The ceiling funnel fired Scaler into Cainus’s bedroom. She landed on his sandy moth-chewed mattress, her mismatched legs in a tangle. A stream of objects followed, landing all around her.

“What!?” she spat. “What just happened? Where am I?”

She rolled upright, sniffed, and looked at the endless pit of trash surrounding the bed. “Phew-ee,” she said. “And I thought my place was untidy.”

The enormous room was eerie. The rotting garbage cast unpleasant shadows in the flickering torchlight.

Scaler shivered. “Uh oh,” she murmured. “The vacuum hole. Well, I’ll say one thing about the Tomb of the Jackals – it ain’t exactly cosy.”

“Scaler!” a voice cried. She almost jumped out of her purple bandages. “Oh, Scaaaaler! It’s me, your Ibis Mummy friend.”

Scaler leaped up. “Prong?”

“Yes, it’s Prang. Honk, honk!”

“Hmm,” Scaler muttered to herself. “That doesn’t sound like Prong’s voice. But she has mistakenly called herself Prang a few times. I’d better go check.”

The voice came from a big, dark cupboard, built of stone and perched atop the rubbish heap. Its door hung wide open.

“I was sucked down the vacuum hole too,” the voice said. “Now I’m stuck in this wardrobe. Honk!”

Scaler climbed across the squashy garbage to the wardrobe. “Prong?” she called. “Is that really you?”

“Of course it’s me, as surely as my name is Prang. I mean Prong! Whatever name you just called me, that’s me.”

“This is super dodgy,” Scaler said quietly. The wardrobe was darker than night. Gritting her green teeth, she stepped inside. She could feel scraps of cloth beneath her claws and hooves. “Prong? Prong, are you in here?”

CLANGGG!

The wardrobe door slammed shut. Scaler whirled about.

She was trapped.

The door itself was made of criss-crossed wires, so she could see through it to the torchlit bedroom.
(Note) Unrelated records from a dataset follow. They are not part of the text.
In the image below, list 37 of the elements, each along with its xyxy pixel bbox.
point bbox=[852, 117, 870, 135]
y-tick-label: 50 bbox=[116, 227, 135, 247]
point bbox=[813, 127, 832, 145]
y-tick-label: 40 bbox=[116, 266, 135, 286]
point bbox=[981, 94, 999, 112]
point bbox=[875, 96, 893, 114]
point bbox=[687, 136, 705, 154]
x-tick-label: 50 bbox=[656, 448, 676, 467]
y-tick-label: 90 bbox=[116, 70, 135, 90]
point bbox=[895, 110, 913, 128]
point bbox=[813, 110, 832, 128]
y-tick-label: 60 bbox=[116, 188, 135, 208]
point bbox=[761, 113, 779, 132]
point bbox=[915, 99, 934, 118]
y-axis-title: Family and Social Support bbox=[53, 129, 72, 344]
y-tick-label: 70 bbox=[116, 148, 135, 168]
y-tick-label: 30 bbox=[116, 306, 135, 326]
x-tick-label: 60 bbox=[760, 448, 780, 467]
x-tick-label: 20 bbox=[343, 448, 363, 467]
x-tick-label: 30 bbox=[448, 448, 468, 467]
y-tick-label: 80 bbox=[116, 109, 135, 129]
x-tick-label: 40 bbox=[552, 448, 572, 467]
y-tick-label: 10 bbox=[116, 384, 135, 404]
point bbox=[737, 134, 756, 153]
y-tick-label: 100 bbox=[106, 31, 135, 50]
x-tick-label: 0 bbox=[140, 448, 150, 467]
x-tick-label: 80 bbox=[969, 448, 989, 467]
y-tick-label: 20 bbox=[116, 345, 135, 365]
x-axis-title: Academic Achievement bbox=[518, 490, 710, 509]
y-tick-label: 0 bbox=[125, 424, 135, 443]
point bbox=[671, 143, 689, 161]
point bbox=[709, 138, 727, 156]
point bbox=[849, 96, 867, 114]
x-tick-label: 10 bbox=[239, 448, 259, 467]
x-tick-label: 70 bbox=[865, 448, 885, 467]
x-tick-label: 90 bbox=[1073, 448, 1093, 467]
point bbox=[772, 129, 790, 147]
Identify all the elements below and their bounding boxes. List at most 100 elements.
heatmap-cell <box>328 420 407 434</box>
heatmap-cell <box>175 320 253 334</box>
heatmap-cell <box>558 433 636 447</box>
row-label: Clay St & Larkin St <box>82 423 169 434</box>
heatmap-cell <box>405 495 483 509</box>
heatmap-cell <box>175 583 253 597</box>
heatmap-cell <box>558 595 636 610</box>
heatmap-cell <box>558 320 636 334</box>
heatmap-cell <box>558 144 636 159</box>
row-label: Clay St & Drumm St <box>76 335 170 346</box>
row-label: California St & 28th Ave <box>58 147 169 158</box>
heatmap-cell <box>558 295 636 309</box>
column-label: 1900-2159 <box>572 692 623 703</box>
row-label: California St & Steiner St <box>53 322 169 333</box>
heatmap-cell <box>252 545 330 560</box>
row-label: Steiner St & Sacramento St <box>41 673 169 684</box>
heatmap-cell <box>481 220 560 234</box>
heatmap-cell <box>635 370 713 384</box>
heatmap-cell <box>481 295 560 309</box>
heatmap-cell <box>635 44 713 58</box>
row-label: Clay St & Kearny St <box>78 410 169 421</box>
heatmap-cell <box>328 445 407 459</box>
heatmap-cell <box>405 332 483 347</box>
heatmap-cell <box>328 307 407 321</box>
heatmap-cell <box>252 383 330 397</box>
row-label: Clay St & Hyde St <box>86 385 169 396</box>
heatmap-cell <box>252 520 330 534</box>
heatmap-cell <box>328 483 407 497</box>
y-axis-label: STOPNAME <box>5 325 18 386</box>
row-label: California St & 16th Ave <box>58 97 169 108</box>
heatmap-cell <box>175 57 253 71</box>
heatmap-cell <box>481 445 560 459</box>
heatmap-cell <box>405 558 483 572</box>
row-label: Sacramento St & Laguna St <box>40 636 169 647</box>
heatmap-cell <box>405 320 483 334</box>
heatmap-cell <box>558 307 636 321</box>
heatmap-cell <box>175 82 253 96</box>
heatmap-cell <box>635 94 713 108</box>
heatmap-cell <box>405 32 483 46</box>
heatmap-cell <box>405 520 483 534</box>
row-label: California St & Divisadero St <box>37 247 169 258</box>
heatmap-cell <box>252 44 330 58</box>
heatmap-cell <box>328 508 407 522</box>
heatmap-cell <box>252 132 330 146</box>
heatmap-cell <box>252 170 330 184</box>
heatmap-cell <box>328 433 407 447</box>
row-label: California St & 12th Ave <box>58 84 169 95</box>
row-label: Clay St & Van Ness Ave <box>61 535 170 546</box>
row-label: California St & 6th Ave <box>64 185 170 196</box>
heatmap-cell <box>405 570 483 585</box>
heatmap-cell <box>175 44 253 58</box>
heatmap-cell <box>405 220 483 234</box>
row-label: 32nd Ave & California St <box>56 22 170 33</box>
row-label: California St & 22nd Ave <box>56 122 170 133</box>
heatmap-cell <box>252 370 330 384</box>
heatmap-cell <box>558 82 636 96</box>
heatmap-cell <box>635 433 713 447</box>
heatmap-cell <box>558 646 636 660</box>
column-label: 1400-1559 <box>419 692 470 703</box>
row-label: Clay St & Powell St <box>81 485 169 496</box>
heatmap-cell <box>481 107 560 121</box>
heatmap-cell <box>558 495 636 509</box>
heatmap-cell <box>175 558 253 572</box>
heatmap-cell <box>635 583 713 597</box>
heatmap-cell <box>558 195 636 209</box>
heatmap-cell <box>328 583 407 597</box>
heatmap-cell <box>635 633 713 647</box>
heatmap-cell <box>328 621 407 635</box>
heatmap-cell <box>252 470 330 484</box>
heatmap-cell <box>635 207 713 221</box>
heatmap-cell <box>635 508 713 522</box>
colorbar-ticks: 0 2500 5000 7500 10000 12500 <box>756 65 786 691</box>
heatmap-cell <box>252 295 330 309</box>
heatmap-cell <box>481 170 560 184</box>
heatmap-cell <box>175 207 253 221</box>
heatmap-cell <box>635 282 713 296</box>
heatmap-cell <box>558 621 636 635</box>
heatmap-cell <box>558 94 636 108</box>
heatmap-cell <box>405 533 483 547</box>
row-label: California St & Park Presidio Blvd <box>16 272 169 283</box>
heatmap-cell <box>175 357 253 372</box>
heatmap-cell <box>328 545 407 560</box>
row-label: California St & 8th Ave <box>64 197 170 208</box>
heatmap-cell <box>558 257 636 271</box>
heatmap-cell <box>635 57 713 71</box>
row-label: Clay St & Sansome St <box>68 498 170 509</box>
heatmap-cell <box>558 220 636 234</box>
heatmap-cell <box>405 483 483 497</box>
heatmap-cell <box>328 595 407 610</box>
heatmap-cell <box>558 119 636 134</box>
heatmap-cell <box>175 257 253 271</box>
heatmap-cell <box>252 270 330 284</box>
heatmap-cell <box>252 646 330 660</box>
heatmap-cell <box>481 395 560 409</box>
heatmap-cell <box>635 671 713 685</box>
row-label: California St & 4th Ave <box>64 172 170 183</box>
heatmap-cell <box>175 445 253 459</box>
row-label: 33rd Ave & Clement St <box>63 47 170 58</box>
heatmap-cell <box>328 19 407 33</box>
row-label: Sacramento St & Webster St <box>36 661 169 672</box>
“Blargh!” she screamed as a terrifying figure rose up outside the door with a snarl.

“Got you!” the figure declared from its woolly head.

“Donut?” said Scaler.

“Ha! I am no Donut, you foolish fish-head.” The Crocodile Mummy reached up to his snout and began to undo a row of buttons. “This body suit is one of my brilliant disguises. I kept them safe from moth attacks in a precious chest. Prepare to be astonished, as I remove it and reveal my true self.”

He took a deep breath and boomed, “It is I . . . mmf, mmf . . . blast these buttons . . . mmf . . . It is I, your most feared enemy . . . mmf, my disguises usually come off very easily but this one has thicker paws, you see . . . quite tricky to undo . . . just bear with me . . . It is I, the one known as . . .”

But struggle as he might, his buttons would not open.

Scaler’s fantail bristled with anger. “Cainus the Jackal!”

“Aw, you’ve gone and ruined the surprise,” Cainus moaned. He lay on his back wrestling frantically with the crocodile onesie, unable to remove it.

“I should have recognised your pompous voice,” growled Scaler from her little prison. “Sometimes it’s so frustrating not having a brain. How the heck did you get into Mumphis?”

Cainus thrashed about in his woolly outfit. “Mmf. Your very own sand-swimming was the inspiration for my genius. Mmf. Wearing a diving suit made of old bottles, I swam beneath the sand under the city gates. Mmf, mmf. I almost died of suffocation three times . . . and I now have a phobia of sand . . . but I did it!”

“Four thousand years, and you only just thought of digging under the gates?”

“I’ve had other things on my mind,” Cainus said defensively. “And now, fishy, you shall never escape this wardrobe. I turned it into a prison by twisting my coathangers to make an unbreakable door. Hoo-hoo, a real fisherman’s basket! Mmf, it’s awfully hot in this suit. Curse these blasted buttons!”

He stood back up and leaned against the wardrobe door, panting. “I don’t suppose you could reach through and undo this, by any chance? I’m about to pass out.”